The data transmitter 50 receives and amplifies the data signal AL_D, output from the multiplexer 40, in response to the data transmitting signal DP. The data transmitter 50 outputs a data signal GIO to the writing driver 60. The writing driver 60 transmits a data signal pair GIO and GIOB to the data storage area.
The parallel data AL_R0, AL_F0, AL_R1 and AL_F1, output from the data aligning unit 10, are synchronized with the data strobe signal. However, the data transmitter 50 transmits the data signal, synchronized with the data transmitting signal DP. Thus, a basis signal for the data transmission is changed from the data strobe signal into the clock signal. Herein, the change of the basis signal for the data transmission is referred to as a domain crossing.
FIG. 2 illustrates a signal timing diagram of the semiconductor memory device described in FIG. 1. The data strobe signal DQS is transitioned corresponding to a data input timing and input to the semiconductor memory device. The operating margin of the data strobe signal DQS is a half cycle of the clock. This means that the difference between the input timings of the earliest and latest strobe signals DQS is a half cycle of the clock. Because the operating margin of the data strobe signal DQS is half of the clock, the operating margin for the data aligning unit 10 to align the data is a quarter cycle of the clock.
Thereafter, the aligning signals DSRP4 and DSFP4 are generated, respectively corresponding to rising and falling transitions of the data strobe signal DQS. Pieces of data are aligned in response to the aligning signals DSRP4 and DSFP4. At points A1 and A2 described in FIG. 2, 4 pieces of data are aligned. The data transmitting signal DP is generated by performing a logic operation based on the clock enabling signal EN_ICLK and the internal clock signal ICLK, which is buffered from the clock signal. The aligned data are transmitted to the next stage in response to the data transmitting signal DP.

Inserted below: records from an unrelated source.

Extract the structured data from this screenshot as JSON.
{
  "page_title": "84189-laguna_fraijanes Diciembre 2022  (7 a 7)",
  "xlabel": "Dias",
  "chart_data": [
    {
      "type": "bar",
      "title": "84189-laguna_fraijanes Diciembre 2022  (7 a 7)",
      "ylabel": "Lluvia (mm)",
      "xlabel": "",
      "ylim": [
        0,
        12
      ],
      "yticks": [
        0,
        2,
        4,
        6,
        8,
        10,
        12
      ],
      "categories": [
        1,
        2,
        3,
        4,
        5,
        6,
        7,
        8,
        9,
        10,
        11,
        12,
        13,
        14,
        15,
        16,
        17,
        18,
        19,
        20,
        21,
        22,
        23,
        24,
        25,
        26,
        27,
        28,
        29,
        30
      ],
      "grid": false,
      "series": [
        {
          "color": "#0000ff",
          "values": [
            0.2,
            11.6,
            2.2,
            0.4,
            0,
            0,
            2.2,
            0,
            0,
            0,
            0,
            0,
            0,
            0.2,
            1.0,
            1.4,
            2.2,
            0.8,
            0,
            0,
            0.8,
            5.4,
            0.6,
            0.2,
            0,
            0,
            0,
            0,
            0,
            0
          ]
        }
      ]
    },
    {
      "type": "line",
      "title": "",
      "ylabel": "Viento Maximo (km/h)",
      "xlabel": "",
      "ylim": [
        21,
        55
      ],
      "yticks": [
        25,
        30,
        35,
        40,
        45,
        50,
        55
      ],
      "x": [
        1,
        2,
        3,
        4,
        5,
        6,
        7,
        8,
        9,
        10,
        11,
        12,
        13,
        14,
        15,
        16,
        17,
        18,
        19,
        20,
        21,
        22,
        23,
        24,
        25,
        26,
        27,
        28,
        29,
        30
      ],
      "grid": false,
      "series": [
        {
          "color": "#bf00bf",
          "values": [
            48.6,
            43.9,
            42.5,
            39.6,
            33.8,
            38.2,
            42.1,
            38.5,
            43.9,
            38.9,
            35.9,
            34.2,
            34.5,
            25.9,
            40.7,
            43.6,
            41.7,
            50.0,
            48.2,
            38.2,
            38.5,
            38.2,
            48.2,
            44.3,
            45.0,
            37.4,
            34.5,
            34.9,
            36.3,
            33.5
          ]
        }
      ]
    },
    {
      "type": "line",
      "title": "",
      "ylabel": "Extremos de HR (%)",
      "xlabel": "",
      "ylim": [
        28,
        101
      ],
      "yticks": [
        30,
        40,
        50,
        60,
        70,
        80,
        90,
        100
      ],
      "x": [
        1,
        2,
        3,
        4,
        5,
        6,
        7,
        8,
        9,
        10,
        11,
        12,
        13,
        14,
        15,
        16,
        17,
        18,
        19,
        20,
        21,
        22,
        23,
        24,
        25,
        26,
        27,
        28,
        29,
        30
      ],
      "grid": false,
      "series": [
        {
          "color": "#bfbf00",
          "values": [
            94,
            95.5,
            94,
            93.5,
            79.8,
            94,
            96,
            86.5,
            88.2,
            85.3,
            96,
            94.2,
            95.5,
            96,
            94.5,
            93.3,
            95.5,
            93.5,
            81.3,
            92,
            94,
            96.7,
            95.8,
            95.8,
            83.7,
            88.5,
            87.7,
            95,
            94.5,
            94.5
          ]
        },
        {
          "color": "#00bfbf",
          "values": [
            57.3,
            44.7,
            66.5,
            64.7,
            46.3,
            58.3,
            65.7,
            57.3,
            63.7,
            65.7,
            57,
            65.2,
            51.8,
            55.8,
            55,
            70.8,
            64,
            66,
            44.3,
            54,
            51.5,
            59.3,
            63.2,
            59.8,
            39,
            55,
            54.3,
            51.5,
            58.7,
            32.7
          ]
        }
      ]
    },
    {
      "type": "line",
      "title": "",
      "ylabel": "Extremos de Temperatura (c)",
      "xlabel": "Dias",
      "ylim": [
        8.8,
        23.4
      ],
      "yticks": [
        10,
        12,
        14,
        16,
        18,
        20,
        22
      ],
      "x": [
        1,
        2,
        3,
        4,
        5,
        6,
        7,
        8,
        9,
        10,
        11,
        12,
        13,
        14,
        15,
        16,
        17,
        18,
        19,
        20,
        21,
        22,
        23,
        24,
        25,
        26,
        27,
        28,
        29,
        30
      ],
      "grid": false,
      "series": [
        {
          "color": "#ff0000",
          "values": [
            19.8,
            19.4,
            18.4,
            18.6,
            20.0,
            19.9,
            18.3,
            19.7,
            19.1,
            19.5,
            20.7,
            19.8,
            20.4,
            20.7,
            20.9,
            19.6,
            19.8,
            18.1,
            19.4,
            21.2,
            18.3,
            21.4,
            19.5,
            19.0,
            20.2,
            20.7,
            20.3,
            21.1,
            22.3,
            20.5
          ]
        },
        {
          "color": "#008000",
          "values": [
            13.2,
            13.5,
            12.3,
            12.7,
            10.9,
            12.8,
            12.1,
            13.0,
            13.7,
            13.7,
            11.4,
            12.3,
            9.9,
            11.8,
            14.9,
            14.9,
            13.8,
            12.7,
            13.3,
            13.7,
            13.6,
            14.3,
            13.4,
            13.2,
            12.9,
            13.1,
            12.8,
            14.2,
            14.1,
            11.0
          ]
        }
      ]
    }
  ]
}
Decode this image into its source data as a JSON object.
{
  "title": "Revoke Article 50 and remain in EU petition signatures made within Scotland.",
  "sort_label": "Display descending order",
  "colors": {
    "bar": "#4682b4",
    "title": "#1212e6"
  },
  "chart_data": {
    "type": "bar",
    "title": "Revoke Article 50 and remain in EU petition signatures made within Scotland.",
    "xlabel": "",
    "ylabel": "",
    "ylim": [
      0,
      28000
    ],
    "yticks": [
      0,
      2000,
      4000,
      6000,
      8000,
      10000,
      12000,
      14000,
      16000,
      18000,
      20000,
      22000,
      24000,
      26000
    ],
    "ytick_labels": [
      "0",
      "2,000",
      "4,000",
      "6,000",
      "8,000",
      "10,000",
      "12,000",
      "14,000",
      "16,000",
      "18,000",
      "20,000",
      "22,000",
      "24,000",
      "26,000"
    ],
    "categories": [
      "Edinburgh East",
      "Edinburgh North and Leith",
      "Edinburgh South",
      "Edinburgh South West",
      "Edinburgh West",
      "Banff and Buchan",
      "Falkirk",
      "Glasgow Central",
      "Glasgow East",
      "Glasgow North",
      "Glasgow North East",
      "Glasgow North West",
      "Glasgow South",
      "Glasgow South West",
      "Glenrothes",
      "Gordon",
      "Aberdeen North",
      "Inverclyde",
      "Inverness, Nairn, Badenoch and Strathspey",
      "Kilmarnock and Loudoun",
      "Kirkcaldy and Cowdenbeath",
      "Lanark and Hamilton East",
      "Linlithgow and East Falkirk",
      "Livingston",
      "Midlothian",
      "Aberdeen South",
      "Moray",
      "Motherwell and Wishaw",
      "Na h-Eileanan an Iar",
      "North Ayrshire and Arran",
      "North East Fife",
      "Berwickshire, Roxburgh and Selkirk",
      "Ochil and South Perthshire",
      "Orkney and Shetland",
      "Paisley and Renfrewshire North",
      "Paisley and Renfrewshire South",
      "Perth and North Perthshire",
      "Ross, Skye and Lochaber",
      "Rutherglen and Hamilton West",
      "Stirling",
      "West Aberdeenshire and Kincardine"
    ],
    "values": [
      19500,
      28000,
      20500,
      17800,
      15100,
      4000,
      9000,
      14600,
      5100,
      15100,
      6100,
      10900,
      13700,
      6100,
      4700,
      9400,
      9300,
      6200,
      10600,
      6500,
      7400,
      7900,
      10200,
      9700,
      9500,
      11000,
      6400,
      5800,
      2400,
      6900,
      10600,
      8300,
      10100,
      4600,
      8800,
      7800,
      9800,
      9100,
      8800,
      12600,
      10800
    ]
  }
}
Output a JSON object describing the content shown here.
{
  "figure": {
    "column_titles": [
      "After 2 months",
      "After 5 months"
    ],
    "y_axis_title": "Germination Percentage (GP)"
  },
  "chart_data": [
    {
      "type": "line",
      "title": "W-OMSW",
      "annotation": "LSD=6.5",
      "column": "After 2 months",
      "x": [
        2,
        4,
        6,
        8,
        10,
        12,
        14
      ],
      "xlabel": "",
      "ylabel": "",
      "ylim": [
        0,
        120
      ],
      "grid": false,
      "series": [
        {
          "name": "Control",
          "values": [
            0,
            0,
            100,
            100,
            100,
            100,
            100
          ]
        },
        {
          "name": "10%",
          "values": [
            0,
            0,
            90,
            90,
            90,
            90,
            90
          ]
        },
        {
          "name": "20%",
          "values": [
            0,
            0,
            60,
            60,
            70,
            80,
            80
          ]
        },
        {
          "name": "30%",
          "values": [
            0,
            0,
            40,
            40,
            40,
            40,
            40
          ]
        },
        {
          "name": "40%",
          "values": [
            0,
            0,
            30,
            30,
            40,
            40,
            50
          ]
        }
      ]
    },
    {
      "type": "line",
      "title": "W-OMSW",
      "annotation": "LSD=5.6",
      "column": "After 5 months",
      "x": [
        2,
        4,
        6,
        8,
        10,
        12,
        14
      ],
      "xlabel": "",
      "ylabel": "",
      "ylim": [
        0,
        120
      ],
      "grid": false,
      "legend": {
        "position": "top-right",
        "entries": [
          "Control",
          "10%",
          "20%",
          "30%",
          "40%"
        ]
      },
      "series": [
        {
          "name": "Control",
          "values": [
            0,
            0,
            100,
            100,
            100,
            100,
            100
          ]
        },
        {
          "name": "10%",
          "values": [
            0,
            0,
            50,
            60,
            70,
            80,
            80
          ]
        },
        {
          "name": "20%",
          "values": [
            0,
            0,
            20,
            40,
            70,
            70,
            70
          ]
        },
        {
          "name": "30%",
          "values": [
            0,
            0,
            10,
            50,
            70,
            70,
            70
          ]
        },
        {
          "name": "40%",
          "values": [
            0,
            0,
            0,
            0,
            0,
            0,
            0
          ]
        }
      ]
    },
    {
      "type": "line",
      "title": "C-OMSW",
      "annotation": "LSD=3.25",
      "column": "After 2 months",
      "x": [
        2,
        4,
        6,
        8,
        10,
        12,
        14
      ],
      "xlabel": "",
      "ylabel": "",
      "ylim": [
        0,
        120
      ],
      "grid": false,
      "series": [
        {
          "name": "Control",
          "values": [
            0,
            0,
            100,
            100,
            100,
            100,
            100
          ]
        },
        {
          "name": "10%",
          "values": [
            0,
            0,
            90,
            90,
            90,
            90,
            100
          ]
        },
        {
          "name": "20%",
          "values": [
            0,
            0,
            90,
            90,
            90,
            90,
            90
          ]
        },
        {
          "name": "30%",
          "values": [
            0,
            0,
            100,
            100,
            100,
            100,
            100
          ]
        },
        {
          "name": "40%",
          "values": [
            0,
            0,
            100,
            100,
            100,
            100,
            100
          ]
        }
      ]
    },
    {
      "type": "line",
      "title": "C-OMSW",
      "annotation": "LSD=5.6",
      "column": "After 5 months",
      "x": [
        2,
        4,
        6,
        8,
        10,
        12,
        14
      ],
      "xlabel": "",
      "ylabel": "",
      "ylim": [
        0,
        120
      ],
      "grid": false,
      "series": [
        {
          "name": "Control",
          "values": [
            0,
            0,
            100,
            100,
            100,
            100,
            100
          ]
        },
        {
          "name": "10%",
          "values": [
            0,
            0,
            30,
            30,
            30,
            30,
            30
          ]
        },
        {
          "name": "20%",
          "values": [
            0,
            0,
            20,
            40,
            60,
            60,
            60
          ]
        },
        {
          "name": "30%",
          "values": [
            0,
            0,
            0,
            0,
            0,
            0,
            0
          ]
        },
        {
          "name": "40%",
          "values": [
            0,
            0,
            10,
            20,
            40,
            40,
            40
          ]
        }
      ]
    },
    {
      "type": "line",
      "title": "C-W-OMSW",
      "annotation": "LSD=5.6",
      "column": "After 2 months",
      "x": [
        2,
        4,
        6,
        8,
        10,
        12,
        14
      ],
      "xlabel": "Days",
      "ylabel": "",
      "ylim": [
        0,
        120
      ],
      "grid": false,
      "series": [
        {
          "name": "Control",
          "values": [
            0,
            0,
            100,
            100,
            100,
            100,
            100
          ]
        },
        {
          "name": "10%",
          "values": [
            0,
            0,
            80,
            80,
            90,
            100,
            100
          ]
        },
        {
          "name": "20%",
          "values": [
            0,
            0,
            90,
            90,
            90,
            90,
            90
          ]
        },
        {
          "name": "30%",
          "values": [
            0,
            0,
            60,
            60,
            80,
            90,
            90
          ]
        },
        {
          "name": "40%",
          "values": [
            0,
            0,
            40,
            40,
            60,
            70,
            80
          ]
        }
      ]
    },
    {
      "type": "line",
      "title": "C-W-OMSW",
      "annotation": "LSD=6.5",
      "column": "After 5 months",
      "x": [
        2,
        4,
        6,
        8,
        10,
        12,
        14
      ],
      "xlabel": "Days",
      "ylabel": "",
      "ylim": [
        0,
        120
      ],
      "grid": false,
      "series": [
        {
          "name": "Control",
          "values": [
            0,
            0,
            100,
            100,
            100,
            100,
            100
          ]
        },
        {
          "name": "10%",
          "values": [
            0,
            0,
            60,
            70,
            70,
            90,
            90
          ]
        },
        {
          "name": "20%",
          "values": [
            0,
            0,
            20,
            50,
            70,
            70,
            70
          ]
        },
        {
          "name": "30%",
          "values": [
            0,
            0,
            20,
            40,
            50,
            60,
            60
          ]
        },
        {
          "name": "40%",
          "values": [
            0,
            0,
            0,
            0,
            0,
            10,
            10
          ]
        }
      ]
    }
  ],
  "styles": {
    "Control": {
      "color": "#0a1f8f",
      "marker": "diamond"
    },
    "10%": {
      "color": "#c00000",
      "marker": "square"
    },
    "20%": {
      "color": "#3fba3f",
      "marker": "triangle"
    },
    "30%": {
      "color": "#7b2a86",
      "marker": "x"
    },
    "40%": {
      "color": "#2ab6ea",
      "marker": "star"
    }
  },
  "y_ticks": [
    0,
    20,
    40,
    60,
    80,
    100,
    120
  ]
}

As technology develops, a clock signal of a system including the semiconductor memory device has increasingly higher frequency. An input speed of data to the semiconductor memory device is consequently increased. Accordingly, an operating margin of the data input circuit is decreased. An operating margin for a domain crossing, i.e., a time margin for aligning the data based on the aligning signals and transmitting the data in response to the data transmitting signal DP, is also decreased.
According to conditions of a manufacturing process or the level of temperatures and supply voltages during operation, operation performance characteristics of the semiconductor memory device will change. At a high clock signal frequency, even if the operation performance only changes a little, the data input circuit of the semiconductor memory device may nevertheless operate in excess of its operating margin. It is possible that the data input circuit will operate abnormally because the data input circuit can not perform required operations within the necessary amount of time. In particular, within the necessary amount of time, the margin that the clock buffer generates and transmits the data transmitting signal may be absolutely insufficient.
In addition, a ring back of a clock signal can be caused at high frequencies, which results in malfunctioning of the data input circuit. This is illustrated at point A3 in FIG. 2. The ring back represents that the transition of the data strobe signal is dominated by noise. If the transition of the data strobe signal occurs without any data input, defective data can be transmitted to the data storage area through the data input circuit. As the input margin of the data transmitting signal, which is input to the data transmitter, is decreased, ring back has more influence on operation. Thus, normal data may be substituted with faulty data.